Como se sabe, um dos argumentos para motivar os eleitores a votarem em Dilma era de que ela teria maioria no Congresso. Argumento forte, porque reconhecidamente o fisiologismo impera em nosso Legislativo. E se o governante, aparentemente (alguém põe a mão no fogo ?), já tem maioria, tanto melhor. Ocorre, no entanto, que ter maioria não significa ter salvo-conduto para perpetração de toda sorte de patacoadas. Todavia, pelas últimas declarações dadas pelo atual presidente e por sua sucessora, não parece que isso esteja bem claro. De fato, as notícias de que se pretende ressuscitar a CPMF demonstram um desapego com a realidade, coisa de quem se acha onipotente. Falecida em boa hora, do tipo daquelas que sem pudor algum falamos que "já vai tarde", a CPMF era uma nefasta contribuição criada pelo simplismo tributário tupiniquim. Resumindo, faz-se das instituições financeiras uma coletoria, e morde-se de tudo quanto é lado. O consumidor, coitado, não percebe que é ele, no fim, que fica prejudicado, pois toda a CPMF que o empresário paga, nas idas e vindas com os fornecedores, enfia no preço do produto, e ele [consumidor], na ponta, paga duas vezes (no custo do produto, e quando desembolsa o valor da compra). Haja ridicularia. Como se não bastasse, querem ainda fazer crer que a arrecadação era e será destinada à saúde. Sei. Quanto a isso, não vale nem perder tempo em argumentação.
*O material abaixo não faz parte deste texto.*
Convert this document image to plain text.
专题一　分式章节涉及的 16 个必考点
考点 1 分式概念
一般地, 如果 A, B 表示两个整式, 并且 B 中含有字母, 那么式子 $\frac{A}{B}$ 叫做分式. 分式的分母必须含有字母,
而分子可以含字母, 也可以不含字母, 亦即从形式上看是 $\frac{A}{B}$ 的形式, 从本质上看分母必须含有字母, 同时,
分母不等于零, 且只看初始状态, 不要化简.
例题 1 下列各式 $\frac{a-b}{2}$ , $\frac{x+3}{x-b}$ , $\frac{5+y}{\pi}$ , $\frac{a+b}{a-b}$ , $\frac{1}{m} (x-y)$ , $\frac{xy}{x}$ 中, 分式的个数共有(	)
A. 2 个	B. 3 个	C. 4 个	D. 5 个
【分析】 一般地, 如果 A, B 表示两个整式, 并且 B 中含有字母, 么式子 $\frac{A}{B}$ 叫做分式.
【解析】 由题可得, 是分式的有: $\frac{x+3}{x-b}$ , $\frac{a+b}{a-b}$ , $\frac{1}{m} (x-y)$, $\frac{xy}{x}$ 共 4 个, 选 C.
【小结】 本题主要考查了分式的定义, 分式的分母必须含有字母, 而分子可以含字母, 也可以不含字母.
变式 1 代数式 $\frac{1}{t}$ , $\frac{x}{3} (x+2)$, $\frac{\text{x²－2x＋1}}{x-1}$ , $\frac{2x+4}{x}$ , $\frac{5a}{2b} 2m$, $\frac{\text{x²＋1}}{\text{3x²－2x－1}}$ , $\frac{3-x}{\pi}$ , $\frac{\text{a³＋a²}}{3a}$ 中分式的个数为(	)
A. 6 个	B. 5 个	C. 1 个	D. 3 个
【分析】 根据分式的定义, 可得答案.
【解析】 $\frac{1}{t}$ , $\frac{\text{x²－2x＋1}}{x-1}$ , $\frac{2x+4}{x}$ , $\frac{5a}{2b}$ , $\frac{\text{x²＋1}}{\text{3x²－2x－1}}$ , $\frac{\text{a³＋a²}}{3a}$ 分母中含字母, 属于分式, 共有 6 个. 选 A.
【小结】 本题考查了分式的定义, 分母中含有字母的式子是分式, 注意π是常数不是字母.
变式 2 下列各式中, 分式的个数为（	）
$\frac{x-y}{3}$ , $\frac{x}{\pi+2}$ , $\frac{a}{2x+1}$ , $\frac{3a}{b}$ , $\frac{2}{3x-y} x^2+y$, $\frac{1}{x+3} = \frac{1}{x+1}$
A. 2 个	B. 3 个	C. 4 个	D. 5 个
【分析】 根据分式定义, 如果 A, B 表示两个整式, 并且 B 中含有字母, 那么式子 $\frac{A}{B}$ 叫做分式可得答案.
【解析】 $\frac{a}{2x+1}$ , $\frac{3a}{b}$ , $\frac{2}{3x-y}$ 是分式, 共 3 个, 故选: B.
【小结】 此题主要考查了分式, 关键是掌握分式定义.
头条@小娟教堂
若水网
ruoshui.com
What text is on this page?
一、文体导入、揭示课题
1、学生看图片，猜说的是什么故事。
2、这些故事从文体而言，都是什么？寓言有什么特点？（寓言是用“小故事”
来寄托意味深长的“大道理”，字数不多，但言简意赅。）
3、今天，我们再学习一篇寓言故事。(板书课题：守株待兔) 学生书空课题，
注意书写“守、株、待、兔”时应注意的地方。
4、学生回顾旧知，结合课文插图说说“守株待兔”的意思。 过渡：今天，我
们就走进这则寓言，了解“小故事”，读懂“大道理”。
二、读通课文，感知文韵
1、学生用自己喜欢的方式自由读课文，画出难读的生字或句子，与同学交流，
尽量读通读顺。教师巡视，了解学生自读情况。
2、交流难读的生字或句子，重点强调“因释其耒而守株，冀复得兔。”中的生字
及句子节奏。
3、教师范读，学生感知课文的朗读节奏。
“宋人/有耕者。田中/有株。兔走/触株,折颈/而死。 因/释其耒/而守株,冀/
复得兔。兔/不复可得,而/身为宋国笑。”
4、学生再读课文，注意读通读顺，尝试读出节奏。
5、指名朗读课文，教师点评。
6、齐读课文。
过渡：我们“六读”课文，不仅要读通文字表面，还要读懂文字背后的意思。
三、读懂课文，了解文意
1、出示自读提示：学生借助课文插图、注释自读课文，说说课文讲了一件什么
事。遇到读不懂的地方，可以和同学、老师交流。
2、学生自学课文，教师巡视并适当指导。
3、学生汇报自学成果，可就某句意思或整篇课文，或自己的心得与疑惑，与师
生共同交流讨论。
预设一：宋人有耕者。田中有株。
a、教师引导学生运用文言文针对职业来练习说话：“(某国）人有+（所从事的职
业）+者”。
Mas o fato é que, quando a CMPF caiu, o governo tomou imediatas medidas para compensar, elevando a contribuição dos bancos sobre o lucro líquido e aumentando as alíquotas do IOF nas operações de compra de moeda estrangeira, na contratação de seguros e nos empréstimos a pessoas físicas. Desde então, a arrecadação tributária vem batendo recordes. Dessa forma, esse ensaio, que certamente será baldado, de se recriar a CPMF (venha com o nome que vier) é na verdade uma tentativa da próxima presidente de se evitar o ajuste fiscal que, consoante ressabido, ela terá de fazer. Ou seja, cortar gastos, algo que pode eventualmente tisnar sua até agora incólume popularidade. Governar, entretanto, é isso, fazer escolhas. E a presidente Dilma faria boa escolha se ao invés de entrar nessa luta estulta pela volta da CPMF dirigisse suas baterias - com sua propalada maioria - para que seja feita uma reforma tributária responsável e que traduza a modernidade de nossa economia.

Informativo Migalhas nº 2.505, de 8 de novembro de 2010. (www.migalhas.com.br)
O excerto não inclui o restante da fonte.